Surely I’ll get the job
What’s the correct number of times to say “fleshlight” in an interview?
Depends what the job is, I suppose.
If you’re applying for a role in the sex toy industry - marketeer, or tester perhaps - 5-7 is probably the number to aim for, uttered confidently amid “dildo”, “sex arses”, and “easily washable”.
For a part-time media role, helping to manage the reputation of a well-known academic institution, the answer is probably closer to zero.
Today I managed 2-3 times. It was in answer to a question about messing up, and how one learns from that.
Unfortunately, a fleshlight-related - ahem - cock-up was the first thing to spring to mind.
And once you’ve got a fleshlight-related cock-up in your mind, it’s hard to think of anything else.
We were working on a story about emergency relief workers being sent to conflict zones.
And more specifically, what they packed to survive their 3-6 month tours of duty in some of the most dangerous places on earth.

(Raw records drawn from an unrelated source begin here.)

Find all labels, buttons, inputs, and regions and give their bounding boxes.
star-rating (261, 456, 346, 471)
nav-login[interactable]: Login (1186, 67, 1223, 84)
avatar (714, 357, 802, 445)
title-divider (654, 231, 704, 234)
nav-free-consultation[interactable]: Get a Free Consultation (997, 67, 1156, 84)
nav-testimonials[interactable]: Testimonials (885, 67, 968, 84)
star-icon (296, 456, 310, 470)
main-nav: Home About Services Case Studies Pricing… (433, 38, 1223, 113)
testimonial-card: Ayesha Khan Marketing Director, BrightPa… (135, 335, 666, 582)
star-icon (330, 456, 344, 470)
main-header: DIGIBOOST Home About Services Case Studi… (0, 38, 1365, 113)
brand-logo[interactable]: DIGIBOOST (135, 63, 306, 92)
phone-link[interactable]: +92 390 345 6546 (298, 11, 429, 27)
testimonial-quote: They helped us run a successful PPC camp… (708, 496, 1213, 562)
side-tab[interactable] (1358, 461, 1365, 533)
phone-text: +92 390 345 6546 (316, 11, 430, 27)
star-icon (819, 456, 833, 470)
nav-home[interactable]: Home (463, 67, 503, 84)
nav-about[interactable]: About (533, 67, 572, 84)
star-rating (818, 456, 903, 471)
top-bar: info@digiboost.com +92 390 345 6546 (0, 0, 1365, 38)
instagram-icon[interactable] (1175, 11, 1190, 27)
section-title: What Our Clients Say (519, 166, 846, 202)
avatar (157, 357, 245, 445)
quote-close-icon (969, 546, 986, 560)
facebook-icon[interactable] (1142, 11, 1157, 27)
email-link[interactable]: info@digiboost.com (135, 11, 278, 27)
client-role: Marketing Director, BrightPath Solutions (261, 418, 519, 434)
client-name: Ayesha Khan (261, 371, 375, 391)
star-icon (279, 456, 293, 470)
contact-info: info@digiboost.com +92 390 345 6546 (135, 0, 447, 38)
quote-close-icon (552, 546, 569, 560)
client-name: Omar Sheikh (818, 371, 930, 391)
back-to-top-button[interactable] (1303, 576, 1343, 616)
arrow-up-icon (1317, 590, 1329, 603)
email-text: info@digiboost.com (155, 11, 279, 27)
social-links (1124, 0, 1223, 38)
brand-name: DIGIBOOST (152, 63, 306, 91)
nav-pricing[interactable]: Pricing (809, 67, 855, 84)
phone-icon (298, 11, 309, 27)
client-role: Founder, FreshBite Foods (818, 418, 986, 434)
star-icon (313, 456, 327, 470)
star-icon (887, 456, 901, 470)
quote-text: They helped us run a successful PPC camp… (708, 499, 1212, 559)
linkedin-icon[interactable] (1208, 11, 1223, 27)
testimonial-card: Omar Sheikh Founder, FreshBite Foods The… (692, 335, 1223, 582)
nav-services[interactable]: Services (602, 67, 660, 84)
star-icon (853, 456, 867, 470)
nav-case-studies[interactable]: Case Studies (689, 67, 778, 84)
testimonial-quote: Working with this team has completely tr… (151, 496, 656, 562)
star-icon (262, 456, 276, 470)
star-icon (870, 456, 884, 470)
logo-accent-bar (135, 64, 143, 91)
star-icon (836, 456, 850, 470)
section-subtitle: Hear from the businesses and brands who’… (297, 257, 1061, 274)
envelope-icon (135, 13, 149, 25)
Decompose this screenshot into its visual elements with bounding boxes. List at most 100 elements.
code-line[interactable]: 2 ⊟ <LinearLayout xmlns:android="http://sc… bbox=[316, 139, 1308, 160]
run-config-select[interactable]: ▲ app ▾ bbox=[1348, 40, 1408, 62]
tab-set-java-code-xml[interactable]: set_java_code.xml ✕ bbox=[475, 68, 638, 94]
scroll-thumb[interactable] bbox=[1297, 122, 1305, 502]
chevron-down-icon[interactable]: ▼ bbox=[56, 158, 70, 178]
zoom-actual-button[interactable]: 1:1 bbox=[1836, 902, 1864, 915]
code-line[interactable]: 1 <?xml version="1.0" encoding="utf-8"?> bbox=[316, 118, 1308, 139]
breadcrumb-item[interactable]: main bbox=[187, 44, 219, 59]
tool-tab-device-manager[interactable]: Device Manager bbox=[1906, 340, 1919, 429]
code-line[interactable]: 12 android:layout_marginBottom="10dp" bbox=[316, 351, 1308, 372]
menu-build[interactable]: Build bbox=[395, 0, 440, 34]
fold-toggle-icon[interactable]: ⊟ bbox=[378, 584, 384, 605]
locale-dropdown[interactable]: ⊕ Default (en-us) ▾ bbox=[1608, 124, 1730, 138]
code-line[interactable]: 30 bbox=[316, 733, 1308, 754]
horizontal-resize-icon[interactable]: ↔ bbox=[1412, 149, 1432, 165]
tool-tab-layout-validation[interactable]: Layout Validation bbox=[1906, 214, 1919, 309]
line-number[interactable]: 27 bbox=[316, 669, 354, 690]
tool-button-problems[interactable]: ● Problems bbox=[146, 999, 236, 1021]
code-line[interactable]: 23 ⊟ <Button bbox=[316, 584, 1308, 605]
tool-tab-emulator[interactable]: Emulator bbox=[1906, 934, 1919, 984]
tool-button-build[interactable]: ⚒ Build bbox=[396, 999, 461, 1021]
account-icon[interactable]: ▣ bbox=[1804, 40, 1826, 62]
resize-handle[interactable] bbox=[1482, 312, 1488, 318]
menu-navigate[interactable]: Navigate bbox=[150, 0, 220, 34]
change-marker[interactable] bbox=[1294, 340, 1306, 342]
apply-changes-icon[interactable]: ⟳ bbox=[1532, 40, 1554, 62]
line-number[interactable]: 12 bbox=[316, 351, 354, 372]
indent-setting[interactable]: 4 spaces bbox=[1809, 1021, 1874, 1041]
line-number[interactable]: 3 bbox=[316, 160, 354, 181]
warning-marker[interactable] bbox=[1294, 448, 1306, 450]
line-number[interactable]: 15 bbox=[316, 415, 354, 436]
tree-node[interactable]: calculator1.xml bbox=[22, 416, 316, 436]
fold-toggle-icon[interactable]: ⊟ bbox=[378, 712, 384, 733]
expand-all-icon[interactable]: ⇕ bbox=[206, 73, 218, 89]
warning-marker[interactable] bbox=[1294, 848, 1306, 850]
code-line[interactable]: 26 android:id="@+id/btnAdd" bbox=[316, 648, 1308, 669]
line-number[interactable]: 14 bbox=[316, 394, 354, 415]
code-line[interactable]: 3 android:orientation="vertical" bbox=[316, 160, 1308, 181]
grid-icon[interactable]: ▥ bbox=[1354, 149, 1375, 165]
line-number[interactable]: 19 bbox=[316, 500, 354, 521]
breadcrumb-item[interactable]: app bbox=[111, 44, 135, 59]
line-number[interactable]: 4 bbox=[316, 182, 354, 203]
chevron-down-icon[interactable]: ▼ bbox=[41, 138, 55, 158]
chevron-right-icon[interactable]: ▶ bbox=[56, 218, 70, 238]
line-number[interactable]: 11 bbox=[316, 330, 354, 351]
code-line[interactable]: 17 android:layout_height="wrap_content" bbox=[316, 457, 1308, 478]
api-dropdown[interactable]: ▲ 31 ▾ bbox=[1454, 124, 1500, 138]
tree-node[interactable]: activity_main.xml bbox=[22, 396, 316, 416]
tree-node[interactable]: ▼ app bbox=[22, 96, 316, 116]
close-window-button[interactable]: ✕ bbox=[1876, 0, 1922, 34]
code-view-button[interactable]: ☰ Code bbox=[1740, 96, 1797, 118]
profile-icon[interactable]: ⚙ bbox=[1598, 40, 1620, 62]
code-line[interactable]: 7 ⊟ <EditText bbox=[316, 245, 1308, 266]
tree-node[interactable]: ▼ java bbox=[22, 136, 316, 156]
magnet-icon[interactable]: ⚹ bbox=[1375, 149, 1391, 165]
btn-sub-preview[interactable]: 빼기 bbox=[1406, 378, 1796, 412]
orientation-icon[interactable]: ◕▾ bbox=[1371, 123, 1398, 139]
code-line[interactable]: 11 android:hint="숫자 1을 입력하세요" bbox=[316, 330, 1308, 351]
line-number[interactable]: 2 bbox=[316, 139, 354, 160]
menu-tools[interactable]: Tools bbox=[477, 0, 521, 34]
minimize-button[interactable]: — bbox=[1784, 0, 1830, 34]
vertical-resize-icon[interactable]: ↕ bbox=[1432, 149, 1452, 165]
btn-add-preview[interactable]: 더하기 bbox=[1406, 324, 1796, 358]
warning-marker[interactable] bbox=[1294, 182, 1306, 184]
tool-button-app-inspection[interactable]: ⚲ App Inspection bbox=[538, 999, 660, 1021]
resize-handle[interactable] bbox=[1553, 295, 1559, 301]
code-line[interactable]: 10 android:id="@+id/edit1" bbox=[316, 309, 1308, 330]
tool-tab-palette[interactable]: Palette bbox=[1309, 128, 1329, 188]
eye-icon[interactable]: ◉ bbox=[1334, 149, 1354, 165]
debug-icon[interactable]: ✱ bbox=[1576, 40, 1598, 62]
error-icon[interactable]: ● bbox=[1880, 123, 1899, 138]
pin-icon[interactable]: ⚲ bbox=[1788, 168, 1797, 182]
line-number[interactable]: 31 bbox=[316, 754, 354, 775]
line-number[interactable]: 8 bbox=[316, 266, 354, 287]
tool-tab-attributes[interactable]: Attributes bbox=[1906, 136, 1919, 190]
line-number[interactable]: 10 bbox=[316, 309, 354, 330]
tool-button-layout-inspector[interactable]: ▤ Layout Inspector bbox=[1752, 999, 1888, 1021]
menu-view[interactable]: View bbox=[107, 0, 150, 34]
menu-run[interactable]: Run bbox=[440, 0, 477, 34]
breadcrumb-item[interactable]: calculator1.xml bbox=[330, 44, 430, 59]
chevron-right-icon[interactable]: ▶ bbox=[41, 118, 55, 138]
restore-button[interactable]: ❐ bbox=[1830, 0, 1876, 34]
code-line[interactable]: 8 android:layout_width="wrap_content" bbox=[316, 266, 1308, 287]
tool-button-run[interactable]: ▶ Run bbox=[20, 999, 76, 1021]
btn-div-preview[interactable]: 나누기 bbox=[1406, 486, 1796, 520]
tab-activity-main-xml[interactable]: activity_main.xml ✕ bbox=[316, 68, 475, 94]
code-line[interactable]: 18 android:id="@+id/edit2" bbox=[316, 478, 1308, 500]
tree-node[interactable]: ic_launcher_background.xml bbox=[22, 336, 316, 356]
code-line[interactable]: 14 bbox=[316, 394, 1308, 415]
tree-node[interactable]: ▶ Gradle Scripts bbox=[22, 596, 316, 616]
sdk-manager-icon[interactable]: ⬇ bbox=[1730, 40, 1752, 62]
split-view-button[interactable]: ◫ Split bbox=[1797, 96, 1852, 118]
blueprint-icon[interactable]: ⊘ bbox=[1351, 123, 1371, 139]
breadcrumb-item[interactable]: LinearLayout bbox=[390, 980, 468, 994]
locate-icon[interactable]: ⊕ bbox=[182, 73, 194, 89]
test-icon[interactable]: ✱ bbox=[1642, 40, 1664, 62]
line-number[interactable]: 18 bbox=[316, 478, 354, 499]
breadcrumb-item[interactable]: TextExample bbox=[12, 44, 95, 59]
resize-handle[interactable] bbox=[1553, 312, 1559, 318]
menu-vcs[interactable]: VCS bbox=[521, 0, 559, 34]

One guy we interviewed sent us a photo of his standard - oeerrr - package, and someone in my team1 added this photo to the article.
Even though amid the books, snacks, and PPE, the photo was dominated by a fairly obvious masturbatory aid. 2
The story was taken down, the person who fucked up appeared in Private Eye, and we put new structures in place to ensure this probably wouldn’t happen again.
Gigs this week!
It’s Next Level Sketch tomorrow (Wednesday) at Hoopla Impro in London Bridge - I’m hosting, appearing in a few sketches, and introducing some quality guest acts we’re all excited to laugh at. It’s going to be a good one, come along!
On Saturday, dear friend and fellow Highchurch Martha Casey is making her debut at Brighton’s venerable Komedia, at the monthly “Funny Women” nite. She’s a fab comedian and it’s super exciting that she’s appearing on a lineup and platform she deserves, alongside another of my favourite performers, Yuriko Kotani.
On Sunday the Brighton Folk Choir will be singing up in Stanmer for Apple Blossom Day at Brighton Permaculture Trust’s annual event. Catch us before the hover fly lagoon making session.
That’s it for this week! Next week I’ll share my Brighton Fringe preview and at least three embarrassing stories.
J xxx
Not me. No siree.
The guy was clearly taking the piss, by the way. This wasn’t some heartfelt tale of sexual frustration behind enemy lines.